Payne turned right, following the footprint of the Gallery, now moving parallel to the Mall. Unfortunately, because the art museum was such an exceptionally long building — more than two blocks in length — it left him exposed, unable to escape should Waller or Haviland locate him.

He glanced to his left, and in the shadows of the dim streetlight, he noticed a man walking toward him. He threw his back against the darkness of the building’s cold marble facing. Payne squinted, trying to make out the gait and size of the person. Could it be Haviland or Waller? As he stared, he could see the silhouetted form of a leashed dog at the man’s side.

He gulped down a few bitingly cold breaths of air before rolling off the building’s side and continuing on, scampering along the base of the steps of the entrance, in the direction of the west end of the Mall. Built in Washington’s time-honored multi-columned facade-and-canted-roof motif, the entrance was designed to be grand — and the illumination, with bright orange mercury spotlights, certainly helped accomplish this goal.

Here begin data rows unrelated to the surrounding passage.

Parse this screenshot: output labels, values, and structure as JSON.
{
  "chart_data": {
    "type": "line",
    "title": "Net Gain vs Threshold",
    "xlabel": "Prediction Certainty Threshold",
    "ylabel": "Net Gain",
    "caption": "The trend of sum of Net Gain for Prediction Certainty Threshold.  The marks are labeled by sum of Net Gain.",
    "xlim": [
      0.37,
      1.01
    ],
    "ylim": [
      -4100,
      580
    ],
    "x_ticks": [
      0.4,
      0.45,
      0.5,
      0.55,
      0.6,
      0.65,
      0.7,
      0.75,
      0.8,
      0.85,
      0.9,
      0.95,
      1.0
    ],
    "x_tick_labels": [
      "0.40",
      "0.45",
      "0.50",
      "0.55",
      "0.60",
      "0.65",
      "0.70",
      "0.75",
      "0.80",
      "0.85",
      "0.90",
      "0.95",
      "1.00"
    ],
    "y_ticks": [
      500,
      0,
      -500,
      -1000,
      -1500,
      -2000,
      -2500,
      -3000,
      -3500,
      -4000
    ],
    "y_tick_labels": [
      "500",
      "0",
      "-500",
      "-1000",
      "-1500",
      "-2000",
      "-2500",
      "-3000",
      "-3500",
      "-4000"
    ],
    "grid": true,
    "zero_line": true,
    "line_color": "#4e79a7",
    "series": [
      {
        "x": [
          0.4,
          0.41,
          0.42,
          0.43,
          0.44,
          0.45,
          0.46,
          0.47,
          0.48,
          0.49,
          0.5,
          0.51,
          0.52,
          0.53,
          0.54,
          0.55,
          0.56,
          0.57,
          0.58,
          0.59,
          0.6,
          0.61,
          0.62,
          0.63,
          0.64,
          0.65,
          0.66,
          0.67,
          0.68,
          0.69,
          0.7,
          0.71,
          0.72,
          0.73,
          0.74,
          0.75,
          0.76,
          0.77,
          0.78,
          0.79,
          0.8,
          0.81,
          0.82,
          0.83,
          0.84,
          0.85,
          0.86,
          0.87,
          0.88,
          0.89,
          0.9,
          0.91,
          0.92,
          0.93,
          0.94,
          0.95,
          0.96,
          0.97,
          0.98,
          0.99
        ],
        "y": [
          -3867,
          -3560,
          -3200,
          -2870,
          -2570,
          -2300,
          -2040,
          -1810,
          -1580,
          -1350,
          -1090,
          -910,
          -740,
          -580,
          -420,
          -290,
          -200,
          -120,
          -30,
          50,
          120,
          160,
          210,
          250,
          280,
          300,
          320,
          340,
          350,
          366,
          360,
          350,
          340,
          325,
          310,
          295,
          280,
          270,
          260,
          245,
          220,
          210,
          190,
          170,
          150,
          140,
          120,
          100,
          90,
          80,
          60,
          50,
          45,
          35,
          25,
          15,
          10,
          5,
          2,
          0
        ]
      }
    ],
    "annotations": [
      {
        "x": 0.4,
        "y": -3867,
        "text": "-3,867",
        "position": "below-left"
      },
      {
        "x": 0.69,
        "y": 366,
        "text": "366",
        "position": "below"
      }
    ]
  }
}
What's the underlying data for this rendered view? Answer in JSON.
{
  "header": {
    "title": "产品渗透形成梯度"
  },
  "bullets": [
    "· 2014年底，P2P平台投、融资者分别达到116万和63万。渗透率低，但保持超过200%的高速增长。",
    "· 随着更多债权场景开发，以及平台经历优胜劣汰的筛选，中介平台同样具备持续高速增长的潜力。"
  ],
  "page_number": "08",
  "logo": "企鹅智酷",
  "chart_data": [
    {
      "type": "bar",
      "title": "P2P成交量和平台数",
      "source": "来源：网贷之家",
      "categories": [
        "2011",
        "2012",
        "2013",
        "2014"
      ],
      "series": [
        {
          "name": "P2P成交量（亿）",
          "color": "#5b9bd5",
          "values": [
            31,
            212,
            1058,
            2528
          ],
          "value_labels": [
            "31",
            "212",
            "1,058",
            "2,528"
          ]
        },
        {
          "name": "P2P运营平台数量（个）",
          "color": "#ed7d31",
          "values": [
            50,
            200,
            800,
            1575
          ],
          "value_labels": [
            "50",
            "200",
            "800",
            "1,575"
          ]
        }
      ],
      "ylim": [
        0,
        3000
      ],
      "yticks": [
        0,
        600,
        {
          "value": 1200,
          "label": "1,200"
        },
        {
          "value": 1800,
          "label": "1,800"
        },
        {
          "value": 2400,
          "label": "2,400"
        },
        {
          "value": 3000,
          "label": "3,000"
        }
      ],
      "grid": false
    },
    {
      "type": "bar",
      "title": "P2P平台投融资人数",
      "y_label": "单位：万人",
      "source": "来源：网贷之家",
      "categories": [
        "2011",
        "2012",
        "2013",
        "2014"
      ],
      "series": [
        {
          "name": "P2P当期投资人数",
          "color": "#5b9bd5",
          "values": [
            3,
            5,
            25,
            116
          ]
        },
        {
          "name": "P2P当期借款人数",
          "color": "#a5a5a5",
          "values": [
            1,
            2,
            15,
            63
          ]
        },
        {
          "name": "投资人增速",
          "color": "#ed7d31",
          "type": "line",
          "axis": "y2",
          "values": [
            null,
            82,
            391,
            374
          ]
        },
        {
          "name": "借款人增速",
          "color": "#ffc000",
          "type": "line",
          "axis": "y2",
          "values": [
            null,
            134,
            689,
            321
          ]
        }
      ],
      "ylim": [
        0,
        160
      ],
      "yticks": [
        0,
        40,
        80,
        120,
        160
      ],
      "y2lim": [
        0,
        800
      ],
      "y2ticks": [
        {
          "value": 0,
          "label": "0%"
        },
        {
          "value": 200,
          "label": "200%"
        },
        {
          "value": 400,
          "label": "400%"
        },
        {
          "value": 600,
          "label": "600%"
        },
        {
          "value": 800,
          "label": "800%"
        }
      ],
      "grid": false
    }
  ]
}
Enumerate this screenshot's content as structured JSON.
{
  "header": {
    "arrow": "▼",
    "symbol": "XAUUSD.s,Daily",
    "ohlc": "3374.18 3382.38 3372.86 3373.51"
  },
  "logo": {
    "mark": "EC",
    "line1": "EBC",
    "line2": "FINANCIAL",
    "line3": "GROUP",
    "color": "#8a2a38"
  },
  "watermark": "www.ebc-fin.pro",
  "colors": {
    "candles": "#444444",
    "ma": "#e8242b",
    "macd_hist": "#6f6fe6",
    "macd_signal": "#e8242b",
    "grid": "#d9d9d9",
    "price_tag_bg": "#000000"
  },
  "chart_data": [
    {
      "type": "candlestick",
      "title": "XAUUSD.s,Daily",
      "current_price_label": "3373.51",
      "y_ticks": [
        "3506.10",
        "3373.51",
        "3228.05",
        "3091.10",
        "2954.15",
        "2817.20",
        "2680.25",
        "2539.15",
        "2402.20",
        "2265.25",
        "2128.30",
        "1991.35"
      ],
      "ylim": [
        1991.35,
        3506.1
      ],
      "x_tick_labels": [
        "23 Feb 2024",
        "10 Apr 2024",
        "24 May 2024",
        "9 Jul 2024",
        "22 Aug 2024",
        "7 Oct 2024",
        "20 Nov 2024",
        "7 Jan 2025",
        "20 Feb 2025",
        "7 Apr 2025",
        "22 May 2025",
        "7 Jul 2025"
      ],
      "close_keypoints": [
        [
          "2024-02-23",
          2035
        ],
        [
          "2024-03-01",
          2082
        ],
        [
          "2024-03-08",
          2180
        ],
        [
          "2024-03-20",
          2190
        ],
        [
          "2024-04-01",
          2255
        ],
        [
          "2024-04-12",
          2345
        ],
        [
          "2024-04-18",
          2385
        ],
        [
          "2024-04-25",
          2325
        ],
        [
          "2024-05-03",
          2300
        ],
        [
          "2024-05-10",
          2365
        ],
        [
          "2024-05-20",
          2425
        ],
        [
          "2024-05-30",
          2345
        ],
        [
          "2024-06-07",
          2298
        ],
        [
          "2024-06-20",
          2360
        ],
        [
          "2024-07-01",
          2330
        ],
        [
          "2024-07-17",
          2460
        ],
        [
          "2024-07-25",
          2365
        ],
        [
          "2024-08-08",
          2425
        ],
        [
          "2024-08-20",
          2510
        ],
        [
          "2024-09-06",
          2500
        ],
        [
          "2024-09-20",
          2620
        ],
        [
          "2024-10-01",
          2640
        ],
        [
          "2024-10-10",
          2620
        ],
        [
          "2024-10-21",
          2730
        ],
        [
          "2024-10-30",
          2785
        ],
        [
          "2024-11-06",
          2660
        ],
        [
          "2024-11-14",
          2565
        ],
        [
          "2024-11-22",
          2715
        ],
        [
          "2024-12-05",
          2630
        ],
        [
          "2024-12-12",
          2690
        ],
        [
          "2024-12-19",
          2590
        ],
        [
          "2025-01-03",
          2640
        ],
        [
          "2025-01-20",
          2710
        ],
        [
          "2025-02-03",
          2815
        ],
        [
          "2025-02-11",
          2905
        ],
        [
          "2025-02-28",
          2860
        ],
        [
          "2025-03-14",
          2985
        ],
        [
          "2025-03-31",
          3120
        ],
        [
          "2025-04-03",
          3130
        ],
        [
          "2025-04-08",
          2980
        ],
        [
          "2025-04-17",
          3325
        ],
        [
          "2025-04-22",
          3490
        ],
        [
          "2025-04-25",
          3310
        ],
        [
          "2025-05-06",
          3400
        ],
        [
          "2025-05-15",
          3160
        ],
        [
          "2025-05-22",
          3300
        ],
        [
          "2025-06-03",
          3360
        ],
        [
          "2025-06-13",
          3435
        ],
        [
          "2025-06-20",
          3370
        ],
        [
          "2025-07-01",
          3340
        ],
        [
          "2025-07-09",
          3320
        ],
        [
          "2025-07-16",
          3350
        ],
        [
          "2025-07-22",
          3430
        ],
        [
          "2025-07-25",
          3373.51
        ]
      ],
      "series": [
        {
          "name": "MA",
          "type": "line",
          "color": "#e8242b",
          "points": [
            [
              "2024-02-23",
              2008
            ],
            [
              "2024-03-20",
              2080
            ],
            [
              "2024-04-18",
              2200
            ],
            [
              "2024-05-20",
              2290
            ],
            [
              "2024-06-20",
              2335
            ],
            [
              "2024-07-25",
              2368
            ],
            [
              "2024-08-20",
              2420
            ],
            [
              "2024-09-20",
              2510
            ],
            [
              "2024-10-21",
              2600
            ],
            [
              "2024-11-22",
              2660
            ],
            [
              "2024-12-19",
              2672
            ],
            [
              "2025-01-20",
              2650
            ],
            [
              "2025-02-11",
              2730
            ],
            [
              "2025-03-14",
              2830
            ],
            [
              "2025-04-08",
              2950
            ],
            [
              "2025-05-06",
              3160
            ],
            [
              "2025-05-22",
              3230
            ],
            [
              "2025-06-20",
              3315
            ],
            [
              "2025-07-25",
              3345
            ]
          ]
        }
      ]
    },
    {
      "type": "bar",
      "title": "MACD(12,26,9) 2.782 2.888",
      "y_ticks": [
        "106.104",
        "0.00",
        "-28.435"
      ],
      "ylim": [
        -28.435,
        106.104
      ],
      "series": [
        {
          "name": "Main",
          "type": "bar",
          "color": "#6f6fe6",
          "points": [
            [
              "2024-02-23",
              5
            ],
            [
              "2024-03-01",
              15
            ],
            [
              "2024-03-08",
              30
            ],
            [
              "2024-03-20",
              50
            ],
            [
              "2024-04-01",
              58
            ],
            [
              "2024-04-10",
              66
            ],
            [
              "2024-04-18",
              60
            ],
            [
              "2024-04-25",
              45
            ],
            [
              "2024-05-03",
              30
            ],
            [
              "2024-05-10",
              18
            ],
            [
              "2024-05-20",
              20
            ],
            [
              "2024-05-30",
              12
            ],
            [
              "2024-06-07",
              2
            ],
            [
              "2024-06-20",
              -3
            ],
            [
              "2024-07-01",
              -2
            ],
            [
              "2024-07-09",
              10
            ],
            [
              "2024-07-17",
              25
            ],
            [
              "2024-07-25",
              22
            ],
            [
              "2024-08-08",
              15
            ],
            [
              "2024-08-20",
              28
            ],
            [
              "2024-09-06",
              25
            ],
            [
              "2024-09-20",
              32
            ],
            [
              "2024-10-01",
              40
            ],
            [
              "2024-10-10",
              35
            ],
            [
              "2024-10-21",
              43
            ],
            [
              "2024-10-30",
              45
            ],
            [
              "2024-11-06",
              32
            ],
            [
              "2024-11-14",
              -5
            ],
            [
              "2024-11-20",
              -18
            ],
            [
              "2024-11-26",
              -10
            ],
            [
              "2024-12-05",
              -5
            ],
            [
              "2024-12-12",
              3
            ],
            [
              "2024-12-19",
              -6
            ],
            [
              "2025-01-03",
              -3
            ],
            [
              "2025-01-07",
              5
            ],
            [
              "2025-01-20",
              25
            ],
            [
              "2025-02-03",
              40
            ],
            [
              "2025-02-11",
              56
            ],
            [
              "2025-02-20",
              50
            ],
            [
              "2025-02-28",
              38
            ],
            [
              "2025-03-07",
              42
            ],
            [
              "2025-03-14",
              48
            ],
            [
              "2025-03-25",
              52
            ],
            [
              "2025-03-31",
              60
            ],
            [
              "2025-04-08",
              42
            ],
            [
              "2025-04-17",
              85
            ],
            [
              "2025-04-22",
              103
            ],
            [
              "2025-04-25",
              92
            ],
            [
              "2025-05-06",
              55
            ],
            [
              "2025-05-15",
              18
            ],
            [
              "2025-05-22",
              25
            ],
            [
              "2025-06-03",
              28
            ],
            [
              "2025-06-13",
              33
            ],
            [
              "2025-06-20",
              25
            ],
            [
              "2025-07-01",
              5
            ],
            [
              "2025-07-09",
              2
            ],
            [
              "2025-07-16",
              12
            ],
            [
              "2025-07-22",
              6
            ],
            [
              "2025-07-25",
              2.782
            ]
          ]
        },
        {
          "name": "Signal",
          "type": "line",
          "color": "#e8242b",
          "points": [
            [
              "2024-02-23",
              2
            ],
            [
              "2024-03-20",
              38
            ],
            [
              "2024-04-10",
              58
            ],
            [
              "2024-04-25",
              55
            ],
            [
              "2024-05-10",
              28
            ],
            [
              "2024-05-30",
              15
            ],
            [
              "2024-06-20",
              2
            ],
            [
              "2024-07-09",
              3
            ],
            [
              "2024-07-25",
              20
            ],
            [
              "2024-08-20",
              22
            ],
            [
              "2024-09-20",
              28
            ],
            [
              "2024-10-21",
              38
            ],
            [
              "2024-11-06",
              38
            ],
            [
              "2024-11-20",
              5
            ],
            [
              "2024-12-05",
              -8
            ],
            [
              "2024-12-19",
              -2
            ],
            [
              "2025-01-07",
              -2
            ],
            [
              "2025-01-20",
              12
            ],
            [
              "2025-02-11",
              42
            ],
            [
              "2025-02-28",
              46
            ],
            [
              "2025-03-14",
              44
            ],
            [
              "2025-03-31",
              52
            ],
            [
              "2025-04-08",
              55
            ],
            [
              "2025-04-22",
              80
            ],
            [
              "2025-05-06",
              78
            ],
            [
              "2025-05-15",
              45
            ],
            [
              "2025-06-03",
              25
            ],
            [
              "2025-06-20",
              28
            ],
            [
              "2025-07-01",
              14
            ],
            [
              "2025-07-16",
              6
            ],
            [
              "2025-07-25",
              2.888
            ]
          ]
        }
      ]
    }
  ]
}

But the foot of the steps was comparatively dark. After making his way across the stairs, he stayed close to the bushes that lined the entire front of the building. If he could make it to the edge of the Gallery before Waller or Haviland saw him, he would greatly increase his chances of success. He hoped that they were off searching another part of the District by now, since he figured that from their perspective he could literally be anywhere. If a cab had been passing as he was fleeing Haviland’s car, he could be on the other side of the Potomac by now, headed for the airport. Or back the other way, headed toward Union Station and a rail system that could take him anywhere in the District, or, for that matter, anywhere in the country.

He realized the ability to be instantly somewhere far away from here was not only appealing, but his best hope for a successful escape while he regrouped and tried to determine his next course of action. But he had a bad feeling that Waller and Haviland were not far off — and if he was not careful, he would end up running right into them.

He tried to picture the map of the District he had studied late one night at the Academy. If he recalled correctly, about three blocks away his closest means of escape awaited him… the entrance to Washington’s subway, the Metro.

* * *

“I saw him, over by the Gallery. West Building,” Waller said in between breaths.

“I don’t… see anything,” Haviland puffed. After having recently recovered from a broken ankle, he was still out of shape — and the chase had left him deeply winded, his throat burning with each gulp of air.

“He was there.”

“Where’s he… headed?”

Waller pondered the question as they continued their pursuit at a slow jog. “If I were him, there’s only one place I’d go.”

“Don’t keep it… a secret, Jon. Where?”

“Metro.”

“Which station? Archives or Smithsonian?”

“My bet, Archives. Closer.”

“Let’s cut him off,” Haviland said, heaving large clouds of vapor into the air in front of him.

“And if we’re wrong?”

Haviland nodded. “So we split up. You go Metro… I’ll go Mall.”

“This is insane,” Waller said. “Should’ve called for backup.”

Haviland stopped and leaned over, resting his hands on his knees as Waller continued on. “You know, Jon,” he said, calling after his partner, “sometimes… you’re such an asshole.”

* * *

Payne shuffled alongside the building, approaching the west end of the National Gallery of Art.